A fare da traino c’è sicuramente la ricchezza finanziaria lorda, salita del 7,4% nel 2025, a quota 6.500 miliardi, sostenuta soprattutto dalla forte rivalutazione delle azioni e delle partecipazioni in imprese residenti in Italia.

Il rapporto tra attività finanziarie e reddito disponibile si è portato a 4,5, un valore tra i più elevati a livello euro.
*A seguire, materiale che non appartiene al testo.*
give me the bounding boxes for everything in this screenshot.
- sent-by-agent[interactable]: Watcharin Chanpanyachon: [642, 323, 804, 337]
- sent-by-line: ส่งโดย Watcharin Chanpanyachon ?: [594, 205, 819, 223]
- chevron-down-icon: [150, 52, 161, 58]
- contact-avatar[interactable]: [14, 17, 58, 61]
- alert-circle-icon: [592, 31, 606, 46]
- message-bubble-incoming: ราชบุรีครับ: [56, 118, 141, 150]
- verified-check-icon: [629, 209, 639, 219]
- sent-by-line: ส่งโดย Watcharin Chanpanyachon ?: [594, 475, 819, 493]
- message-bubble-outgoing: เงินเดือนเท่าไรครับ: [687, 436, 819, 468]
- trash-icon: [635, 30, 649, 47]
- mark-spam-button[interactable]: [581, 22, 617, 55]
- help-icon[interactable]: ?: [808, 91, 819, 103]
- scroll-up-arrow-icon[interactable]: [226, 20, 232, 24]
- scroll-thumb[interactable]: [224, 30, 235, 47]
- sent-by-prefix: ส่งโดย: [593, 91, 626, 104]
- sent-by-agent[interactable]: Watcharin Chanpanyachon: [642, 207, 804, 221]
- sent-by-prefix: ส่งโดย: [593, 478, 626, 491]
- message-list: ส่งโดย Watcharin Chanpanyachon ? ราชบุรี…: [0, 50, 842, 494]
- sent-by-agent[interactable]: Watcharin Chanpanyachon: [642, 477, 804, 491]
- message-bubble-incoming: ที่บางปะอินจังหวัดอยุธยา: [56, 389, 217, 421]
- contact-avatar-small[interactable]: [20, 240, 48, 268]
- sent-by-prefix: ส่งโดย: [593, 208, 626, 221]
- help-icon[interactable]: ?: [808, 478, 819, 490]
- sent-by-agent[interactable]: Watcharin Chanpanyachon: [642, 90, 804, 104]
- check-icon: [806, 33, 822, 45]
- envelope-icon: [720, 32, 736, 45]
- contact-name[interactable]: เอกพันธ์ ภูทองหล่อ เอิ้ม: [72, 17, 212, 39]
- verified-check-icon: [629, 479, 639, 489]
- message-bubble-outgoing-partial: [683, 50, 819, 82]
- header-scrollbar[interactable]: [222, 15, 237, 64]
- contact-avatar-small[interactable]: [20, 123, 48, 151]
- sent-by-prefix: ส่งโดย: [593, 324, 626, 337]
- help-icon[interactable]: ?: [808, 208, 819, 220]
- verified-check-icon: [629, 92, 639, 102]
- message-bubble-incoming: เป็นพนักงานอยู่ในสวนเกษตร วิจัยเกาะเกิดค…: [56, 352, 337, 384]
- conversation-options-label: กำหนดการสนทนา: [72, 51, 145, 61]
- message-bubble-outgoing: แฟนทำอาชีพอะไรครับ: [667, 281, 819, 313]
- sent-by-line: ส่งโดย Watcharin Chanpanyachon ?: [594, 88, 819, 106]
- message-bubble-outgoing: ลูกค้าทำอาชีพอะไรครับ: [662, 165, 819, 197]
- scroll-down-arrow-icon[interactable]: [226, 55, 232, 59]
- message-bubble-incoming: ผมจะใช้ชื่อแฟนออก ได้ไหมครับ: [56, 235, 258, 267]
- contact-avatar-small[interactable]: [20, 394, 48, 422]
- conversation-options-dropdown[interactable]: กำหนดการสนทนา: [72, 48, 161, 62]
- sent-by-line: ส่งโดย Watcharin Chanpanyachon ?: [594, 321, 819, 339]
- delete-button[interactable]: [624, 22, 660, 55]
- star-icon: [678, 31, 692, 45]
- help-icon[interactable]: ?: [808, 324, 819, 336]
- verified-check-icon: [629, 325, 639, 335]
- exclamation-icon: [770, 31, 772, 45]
È quanto emerge dalla relazione annuale della Banca d’Italia, che quest’anno si focalizza anche su un fenomeno legato all’invecchiamento della popolazione e che ha portato gli esperti di palazzo Koch a chiedersi che fine farà tutta questa ricchezza.

«Il rilevante patrimonio detenuto dalle famiglie con componenti più anziani sarà oggetto nei prossimi anni di un significativo trasferimento intergenerazionale, con effetti sui comportamenti economici e sulla distribuzione della ricchezza», si afferma.

L’approfondimento su questo aspetto evidenzia che, tra il 1991 e il 2022, la quota di famiglie in cui il soggetto percettore del reddito principale ha meno di 36 anni si è ridotta dal 16 al 6 per cento, mentre quella in cui ha più di 65 anni è aumentata di circa 5 punti percentuali, al 28 per cento.